Mas não conseguimos confirmar isso.
O que parece mais claro é que os contrabandistas vietnamitas são cautelosos sobre o envio de seus clientes em barcos em mau tempo.
Os textos de Bac para o nosso repórter disfarçado incluíam sugestões específicas sobre viagens ao acampamento e o melhor dia para chegar.
“Correr um pequeno serviço de barco depende do tempo.
Você precisa de pequenas ondas.
E deve ser seguro... Tivemos um bom tempo no início desta semana e muitos barcos restaram... Seria bom se você pudesse estar aqui [em Dunquerque] amanhã.
Estou planejando uma mudança [cross-Channel] na manhã de quinta-feira”, escreveu Bac.
Sentado do lado de fora de suas tendas em dois acampamentos separados na floresta perto de Dunkirk no início deste mês, dois jovens nos contaram histórias quase idênticas sobre os eventos que os levaram a deixar o Vietnã para buscar novas vidas.
Como eles tinham emprestado dinheiro para iniciar pequenas empresas no Vietnã, como essas empresas falharam e como eles tinham então emprestado mais dinheiro de parentes e tubarões de empréstimo, para pagar contrabandistas para trazê-los para o Reino Unido.
“A vida no Vietnã é difícil.
Não consegui encontrar um emprego adequado.
Tentei abrir uma loja, mas falhou.
Não consegui pagar o empréstimo, então preciso encontrar uma maneira de ganhar dinheiro.
Eu sei que isso [é ilegal], mas não tenho outra opção.
Eu devo [o equivalente vietnamita de] 50.000.
Eu vendi minha casa, mas não foi o suficiente para pagar a dívida”, disse Tu, 26, atingindo um gatinho que passeava.
Duas galinhas saíram de trás de outra tenda.
Um espelho pendurado em uma árvore próxima.
Tomadas de plugue estavam disponíveis sob um toldo separado para carregar telefones.
O segundo migrante, de 27 anos, descreveu como chegou à Europa via China, às vezes a pé ou em caminhões.
“Eu ouvi de meus amigos no Reino Unido que a vida é muito melhor lá, e eu posso encontrar uma maneira de ganhar algum dinheiro”, disse o homem, que não quis dar seu nome.
Essas pessoas são vítimas do tráfico de pessoas?
Não está claro.
Todos os imigrantes vietnamitas com quem falamos disseram que estavam endividados.
Se eles acabassem trabalhando para as gangues de contrabando no Reino Unido para pagar sua jornada e pagar suas dívidas, eles teriam, de fato, sido traficados.

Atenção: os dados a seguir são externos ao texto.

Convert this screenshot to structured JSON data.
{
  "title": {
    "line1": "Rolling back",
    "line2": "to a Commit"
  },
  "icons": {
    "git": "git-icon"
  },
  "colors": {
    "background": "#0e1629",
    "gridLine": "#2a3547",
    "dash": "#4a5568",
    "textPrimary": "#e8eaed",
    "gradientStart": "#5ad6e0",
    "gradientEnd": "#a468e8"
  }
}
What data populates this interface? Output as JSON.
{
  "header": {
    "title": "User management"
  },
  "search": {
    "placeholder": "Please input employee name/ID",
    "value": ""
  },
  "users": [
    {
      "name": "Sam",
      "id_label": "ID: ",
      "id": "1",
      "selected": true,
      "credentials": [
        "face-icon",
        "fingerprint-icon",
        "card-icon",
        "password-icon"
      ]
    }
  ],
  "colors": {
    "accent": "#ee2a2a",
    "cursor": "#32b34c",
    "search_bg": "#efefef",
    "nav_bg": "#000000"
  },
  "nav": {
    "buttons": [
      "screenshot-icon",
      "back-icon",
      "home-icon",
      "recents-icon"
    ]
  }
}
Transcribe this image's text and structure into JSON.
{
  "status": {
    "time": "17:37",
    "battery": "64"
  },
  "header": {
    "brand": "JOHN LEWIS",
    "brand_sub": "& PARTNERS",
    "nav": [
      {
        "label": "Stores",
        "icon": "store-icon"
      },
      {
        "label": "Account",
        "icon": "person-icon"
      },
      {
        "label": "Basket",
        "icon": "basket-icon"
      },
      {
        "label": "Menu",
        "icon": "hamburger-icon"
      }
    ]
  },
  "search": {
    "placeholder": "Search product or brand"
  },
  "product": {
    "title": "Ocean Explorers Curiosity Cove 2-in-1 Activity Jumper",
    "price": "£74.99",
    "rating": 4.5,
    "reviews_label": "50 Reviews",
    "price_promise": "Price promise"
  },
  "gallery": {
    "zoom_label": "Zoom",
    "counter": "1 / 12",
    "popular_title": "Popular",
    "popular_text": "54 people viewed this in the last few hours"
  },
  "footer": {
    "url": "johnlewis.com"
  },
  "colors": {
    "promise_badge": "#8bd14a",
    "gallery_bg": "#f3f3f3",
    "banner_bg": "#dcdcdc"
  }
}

Tentamos atrair o contrabandista vietnamita loiro, Tony, de uma floresta próxima e para um território mais neutro, onde sua gangue - possivelmente armada, como outras gangues certamente são - pode representar menos uma ameaça para nós.
Pretendíamos confrontá-lo sobre seu envolvimento em uma lucrativa e muitas vezes mortal indústria criminosa.
Mas Tony ficou cauteloso em deixar seu próprio “turf” e ficou impaciente e irritado quando nosso colega, ainda posando como um potencial migrante, se recusou a segui-lo para a floresta.
“Por que você está ficando lá?
Siga esse caminho.
Mexam-se depressa!
Agora,” Tony ordenou.
Houve uma breve pausa.
O som do canto dos pássaros atravessou a clareira.
“Que idiota... Você só quer ficar lá e ser pego pela polícia?”, perguntou o contrabandista, com crescente exasperação.
Então ele se afastou e se retirou para a floresta.
Se o nosso colega fosse um migrante genuíno, ela provavelmente teria seguido Tony.
Foi-nos dito por outras fontes que uma vez nos campos, os migrantes não foram autorizados a sair a menos que pagassem centenas de dólares aos contrabandistas.
As gangues vietnamitas podem estar prometendo uma rota rápida, segura e “elite” para o Reino Unido, mas a realidade é muito mais sombria – uma indústria criminosa, apoiada por ameaças, envolvendo riscos mortais e nenhuma garantia de sucesso.